Le déclin n’est évidemment que relatif. En 1914, la Grande Bretagne reste la seule nation à disposer véritablement de la « maîtrise de la mer » si l’on considère ce terme au sens ou Mahan l’entend : la maîtrise des routes commerciales et des communications maritimes et aussi la faculté de se défendre contre toutes les opérations portant atteinte à cette maîtrise[14].

 

De la suprématie conservatrice à la prépondérance libérale (1900-1914)

Le règne d’Edouard VII et, après 1910, les débuts de celui de Georges V constituent une charnière, décisive et contrastée, entre la longue ère du victorianisme triomphant qui s’achève en 1901 et le temps des tribulations qui s’ouvre en 1914.

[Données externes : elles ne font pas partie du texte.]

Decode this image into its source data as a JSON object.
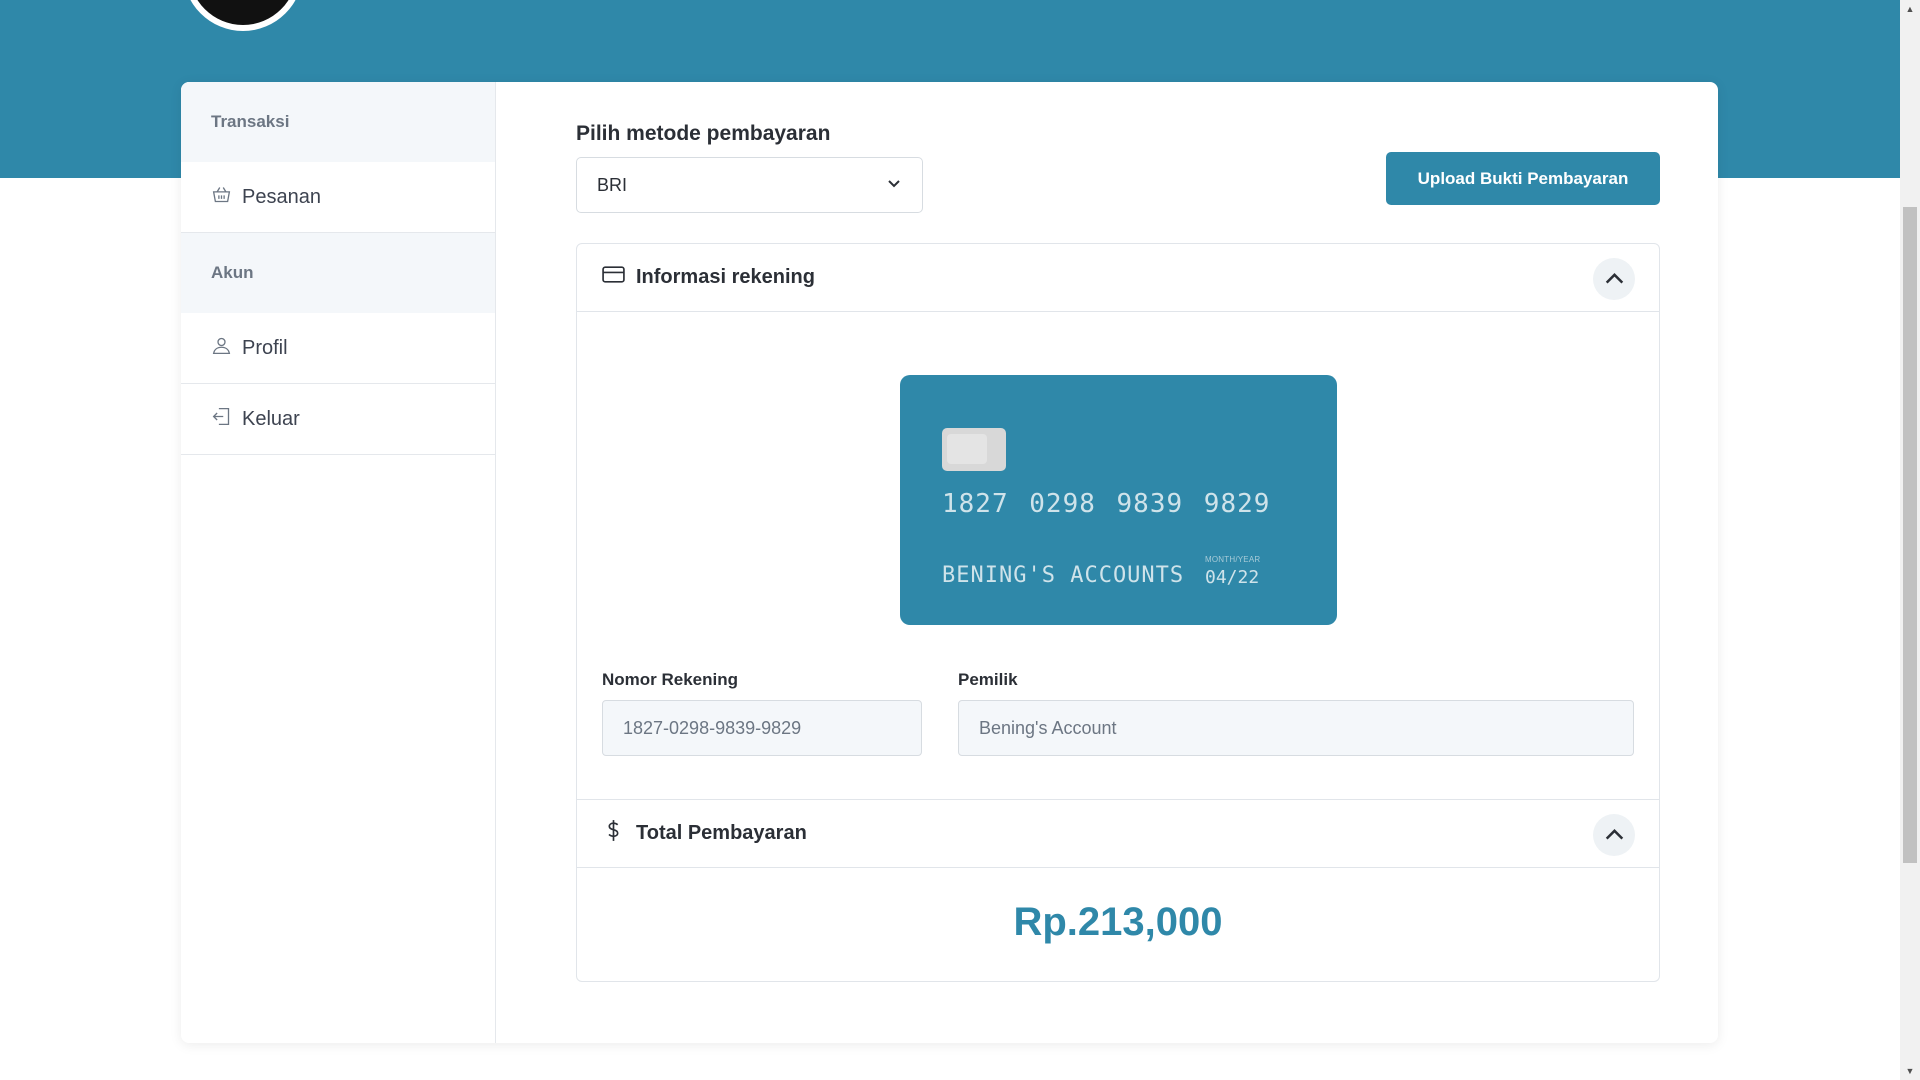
{
  "colors": {
    "accent": "#2f88a9",
    "sidebar_head_bg": "#f4f7fa"
  },
  "sidebar": {
    "section_transaksi": "Transaksi",
    "item_pesanan": {
      "label": "Pesanan",
      "icon": "basket-icon"
    },
    "section_akun": "Akun",
    "item_profil": {
      "label": "Profil",
      "icon": "user-icon"
    },
    "item_keluar": {
      "label": "Keluar",
      "icon": "logout-icon"
    }
  },
  "payment": {
    "method_label": "Pilih metode pembayaran",
    "method_selected": "BRI",
    "upload_button": "Upload Bukti Pembayaran"
  },
  "account_info": {
    "title": "Informasi rekening",
    "icon": "credit-card-icon",
    "card": {
      "number": "1827 0298 9839 9829",
      "holder": "BENING'S ACCOUNTS",
      "expiry_label": "MONTH/YEAR",
      "expiry": "04/22"
    },
    "account_number_label": "Nomor Rekening",
    "account_number_value": "1827-0298-9839-9829",
    "owner_label": "Pemilik",
    "owner_value": "Bening's Account"
  },
  "total": {
    "title": "Total Pembayaran",
    "icon": "dollar-icon",
    "amount": "Rp.213,000"
  }
}
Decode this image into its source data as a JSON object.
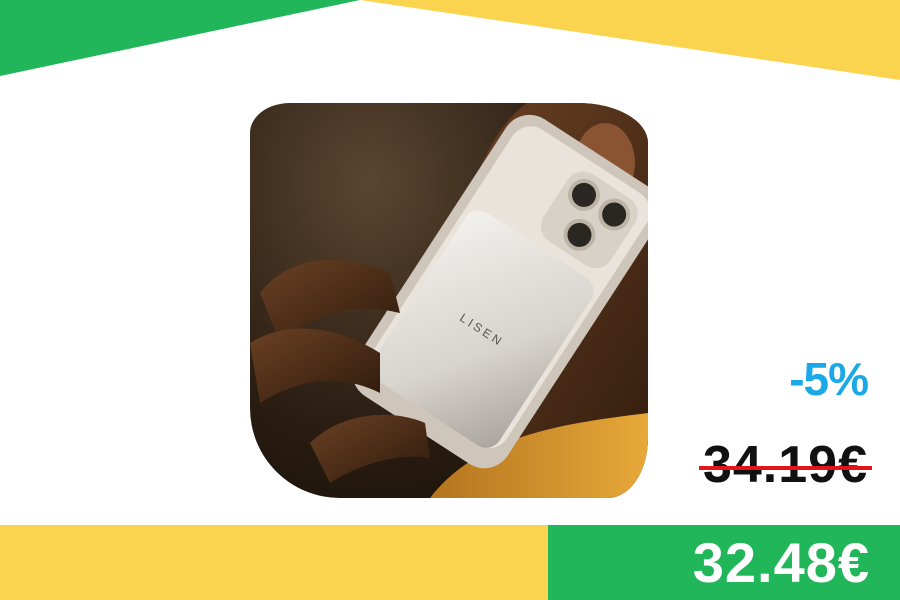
{
  "colors": {
    "green": "#22b65a",
    "yellow": "#fbd44f",
    "discount_blue": "#1aa9e6",
    "strike_red": "#e3141b"
  },
  "product": {
    "brand_text": "LISEN",
    "image_description": "hand holding phone with magnetic power bank attached"
  },
  "pricing": {
    "discount": "-5%",
    "old_price": "34.19€",
    "new_price": "32.48€"
  }
}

Les Tories au pouvoir (1900-1905)

 

Sur fond de guerre des Boers et de fièvre impérialiste, l’élection « khaki » de 1900 conforte, avec 402 sièges contre 184 aux Libéraux, 82 aux nationalistes irlandais et 2 aux Travaillistes, la majorité conservatrice au pouvoir depuis 1895. Sous la direction de Lord Salisbury puis, après 1902, d’Arthur Balfour, le Cabinet, tout en ramenant la paix en Afrique du Sud (1902), poursuit son œuvre de réformes internes. La législation sociale est améliorée, l’emploi stimulé, la tempérance encouragée, la réforme agraire engagée en Irlande (1903), et l’immigration, perçue comme une menace sur l’emploi ouvrier, mieux contrôlée. En 1902, l’Education Act transfère aux comtés la supervision du système éducatif, accorde un même financement aux écoles publiques et privées et encourage l’enseignement secondaire.

 

Pourtant, en Janvier 1906, les Tories subissent un désastre électoral n’obtenant que 157 sièges contre 400 aux Libéraux, 83 aux Irlandais et 30 au Labour. Même si elle est plus limitée en voix –43,6 contre 49%- cette défaite mérite explication. Il est clair que les Conservateurs ont d’abord payé leurs propres fautes. Ils ont ainsi mécontenté les ouvriers en semblant soutenir l’offensive anti-syndicale du patronat, les non-conformistes par leur politique scolaire trop favorable aux anglicans et aux catholiques et leur refus de « désétablir » l’Eglise d’Angleterre au Pays de Galles, les humanistes en autorisant l’envoi de coolies chinois –« nouveaux esclaves »- en Afrique du Sud. Ils ont surtout subi les effets négatifs de la controverse ouverte en 1903 sur la préférence impériale. En prônant le retour au protectionnisme pour lutter contre la concurrence étrangère et faire émerger une Fédération de l’Empire, J. Chamberlain, Ministre des Colonies, a irrité aussi bien les élites de la finance que les milieux populaires attachés aux bienfaits du libre-échange.

 

L’opinion se passionne et se divise entraînant la démission de Balfour fin 1905 et le succès des Libéraux, fermes soutiens du free trade, au scrutin que ces derniers convoquent dès leur retour au pouvoir. Mais, au delà des clivages qu’ils ont subis ou provoqués, la débâcle des Tories tient surtout à la régénération d’un parti libéral soudé autour des équipes brillantes que dirigeront successivement H. Campbell-Bannerman puis, après 1908, H. Asquith et déterminé à orienter dans un sens radical son programme, soutenu par une large fraction des classes moyennes et populaires et aiguillonné par la vitalité d’un travaillisme qui s’ancre solidement au Parlement où il crée le Labour Party.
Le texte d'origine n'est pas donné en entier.